Suffering From Guilt
Do you honestly believe Bill Gates is going to give you and everyone whom resends his email $1000 each?
Oh look here? If i resend this email and make a wish i will get laid by a supermodel the very next day?
Hey? maybe the evil chain letter dwafts will come to my house tonight and sodomise me in my sleep for not continuing a chain letter started by St. Peter in 69 AD?
If you are going to forward something, at least then send me something that is amusing however mild. I've seen all the usual chain letters asking for it to be sent to your closest 10 friends. To think of the poor excuse of a human being thinking they will somehow receive a single sen from some omniscient being?

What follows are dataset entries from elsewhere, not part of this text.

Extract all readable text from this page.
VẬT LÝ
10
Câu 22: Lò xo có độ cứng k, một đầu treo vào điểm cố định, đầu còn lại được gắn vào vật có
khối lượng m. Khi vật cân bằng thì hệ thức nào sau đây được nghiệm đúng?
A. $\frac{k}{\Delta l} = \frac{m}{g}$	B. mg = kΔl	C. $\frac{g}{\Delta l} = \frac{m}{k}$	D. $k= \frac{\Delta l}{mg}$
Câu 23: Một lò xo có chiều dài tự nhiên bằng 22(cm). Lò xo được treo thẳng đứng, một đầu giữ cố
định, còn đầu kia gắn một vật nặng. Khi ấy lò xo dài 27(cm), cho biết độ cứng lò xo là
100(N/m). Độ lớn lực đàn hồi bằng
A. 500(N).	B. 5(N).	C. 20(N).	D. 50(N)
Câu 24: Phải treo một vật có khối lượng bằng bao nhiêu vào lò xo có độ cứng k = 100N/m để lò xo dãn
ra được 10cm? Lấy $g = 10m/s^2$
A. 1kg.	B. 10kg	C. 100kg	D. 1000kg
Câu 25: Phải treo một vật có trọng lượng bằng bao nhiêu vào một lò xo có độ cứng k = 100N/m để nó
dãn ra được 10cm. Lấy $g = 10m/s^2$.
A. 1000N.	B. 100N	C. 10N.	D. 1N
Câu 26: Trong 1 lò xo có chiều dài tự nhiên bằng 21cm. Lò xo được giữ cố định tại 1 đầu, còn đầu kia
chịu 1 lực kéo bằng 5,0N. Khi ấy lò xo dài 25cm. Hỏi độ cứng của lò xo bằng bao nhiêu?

Show a little intelligence. Think about what you are actually contributing by sending on these forwards? Chances are its our popularity? Heh.
The point is, if you get some chain letters thats threatens to leave you shagless or farking luckless the rest of your life just delete it. If its genuinely funny and worth of a good chuckle, send it on baby.
Dont piss me off by making me feel guilty about a toothless leper in Africa who has been tied to the arse of an ancient elephant for 27 years and whose ONLY salavation is going to be the 5 sen per letter he will receive if you forward the email?
Now, God Damnnit, forward this to EVERYONE you know. Or else tommorrow morning you will wake up to pain because your underwear has turned carnivorous and is consuming your genitals.